An inside view
Laura Gascoigne
A Richer Dust Concealed Getty Images Gallery, until 1 April It’s a little cheeky of Christopher Simon Sykes to have chosen a line from Rupert Brooke’s ‘The Soldier’ as the title of a show of photographs of country houses, but A Richer Dust Concealed does happen to combine the three essential ingredients of his subject: riches, concealment from the outside world and dust.
Sykes has an unusual photographic pedigree. He made his reputation with informal pictures of rock aristocracy shot behind the scenes of the Rolling Stones’ 1975 Americas tour, but he grew up at Sledmere House among a different sort of aristocracy, whose houses he has documented in several books. The cream of those photographs has now been collected by Getty Images Gallery into an exhibition that steals behind the arras of ‘Heritage Britain’. Despite including some stunningly lit exteriors, it’s essentially an inside view of country house life — which is where the richer dust comes into play.
As all Sykes’s interiors are shot in natural light, they’re dependent on sunlight entering windows — and where sunlight enters windows, there is dust. It hovers in the upper air of the Great Staircase at Houghton Hall, coats the head of a stuffed rhino caught in a crack of light on a spooky stairwell at Eastnor Castle, and clouds the sunbeams streaming into Lismore Castle on to the tweed-capped figure of Lord Burlington, pinned to a battered chintz sofa by a slumbering dog. It does not, admittedly, dull the golden disc of sun warming the slippered feet of the 11th Duke of Devonshire as he snoozes under his newspaper in Chatsworth Library. (A photograph of the seven-strong Chatsworth cleaning staff explains why.) Not all the spaces in these pictures are lived in. There are attics, abandoned kitchens and a sinister hole under the eaves of Norton Conyers, Yorkshire, where a mad female relative was banged up in the 18th century, providing inspiration for Charlotte Brontë. But almost everywhere is full of stuff: costumed dressmaker’s dummies adorning a bedroom passage, superannuated stuffed lions barricaded behind log boxes, a forest canopy of antlers in a back corridor, a Seventies TV set dumped in a disused kitchen. Not unlike eccentric collectors in council flats, the aristocracy never throws anything away, and God forbid that anything should be renewed. There are no pictures of the lavatory that ‘makes you fear the worst’, hymned by Noël Coward in ‘The Stately Homes of England’, but it is almost certainly just out of shot, feet away from the Victorian basin at Leixlip Castle tucked under the window recess full of marble busts.

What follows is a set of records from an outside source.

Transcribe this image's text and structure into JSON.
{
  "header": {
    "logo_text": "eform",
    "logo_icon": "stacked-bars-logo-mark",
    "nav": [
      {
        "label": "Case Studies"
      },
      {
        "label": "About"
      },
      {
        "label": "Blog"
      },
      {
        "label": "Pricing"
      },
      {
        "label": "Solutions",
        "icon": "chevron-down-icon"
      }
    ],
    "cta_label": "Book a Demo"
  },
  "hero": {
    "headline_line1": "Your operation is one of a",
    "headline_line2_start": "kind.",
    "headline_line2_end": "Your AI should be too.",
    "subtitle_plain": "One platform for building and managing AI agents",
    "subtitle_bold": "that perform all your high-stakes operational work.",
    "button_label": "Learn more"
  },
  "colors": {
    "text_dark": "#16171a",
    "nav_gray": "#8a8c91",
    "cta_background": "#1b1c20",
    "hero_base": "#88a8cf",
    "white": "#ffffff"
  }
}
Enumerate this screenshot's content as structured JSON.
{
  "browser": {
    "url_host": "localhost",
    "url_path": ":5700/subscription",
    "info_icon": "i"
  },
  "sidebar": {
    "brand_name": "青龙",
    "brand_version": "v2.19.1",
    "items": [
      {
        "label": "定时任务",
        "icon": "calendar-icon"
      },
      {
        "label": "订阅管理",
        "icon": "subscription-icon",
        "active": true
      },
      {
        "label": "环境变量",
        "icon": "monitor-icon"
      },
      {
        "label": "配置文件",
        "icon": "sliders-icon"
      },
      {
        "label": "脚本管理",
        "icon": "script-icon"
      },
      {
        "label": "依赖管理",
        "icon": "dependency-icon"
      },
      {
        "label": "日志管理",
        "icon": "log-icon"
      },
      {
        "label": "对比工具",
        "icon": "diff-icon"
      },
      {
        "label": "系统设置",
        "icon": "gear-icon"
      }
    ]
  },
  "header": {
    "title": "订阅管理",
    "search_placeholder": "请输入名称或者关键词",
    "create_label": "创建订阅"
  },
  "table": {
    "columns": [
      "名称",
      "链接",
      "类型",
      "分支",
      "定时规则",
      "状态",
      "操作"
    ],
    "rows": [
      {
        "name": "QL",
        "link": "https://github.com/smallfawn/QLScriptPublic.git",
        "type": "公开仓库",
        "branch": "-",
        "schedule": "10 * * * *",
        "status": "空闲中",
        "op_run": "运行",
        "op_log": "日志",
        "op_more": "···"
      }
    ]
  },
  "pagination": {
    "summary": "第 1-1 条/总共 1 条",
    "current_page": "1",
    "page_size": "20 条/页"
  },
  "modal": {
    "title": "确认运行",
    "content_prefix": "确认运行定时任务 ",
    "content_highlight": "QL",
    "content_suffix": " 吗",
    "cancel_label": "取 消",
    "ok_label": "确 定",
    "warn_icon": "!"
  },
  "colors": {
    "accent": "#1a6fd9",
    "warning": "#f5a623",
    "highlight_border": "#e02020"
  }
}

In a world where a dog is as likely to push open a pedimented and pillared door as a butler, nothing is quite as posh as it ought to be. Sykes’s levelling lens deals equally genially with the Glin gardener holding a bunch of rhubarb as with the Duke of Devonshire poking a pixie-like head between two giant banana leaves in his tropical greenhouse. You get the feeling that, for Sykes, photography is something that happens while he’s busy making other plans, yet on the way he somehow captures the ancestral spirit of ‘those homes serene and stately which only lately seem to have run to seed’. It’s this unique British ability, identified by Noël Coward, to prolong indefinitely that ‘only lately’ look of shabby decline that is so brilliantly celebrated in these pictures.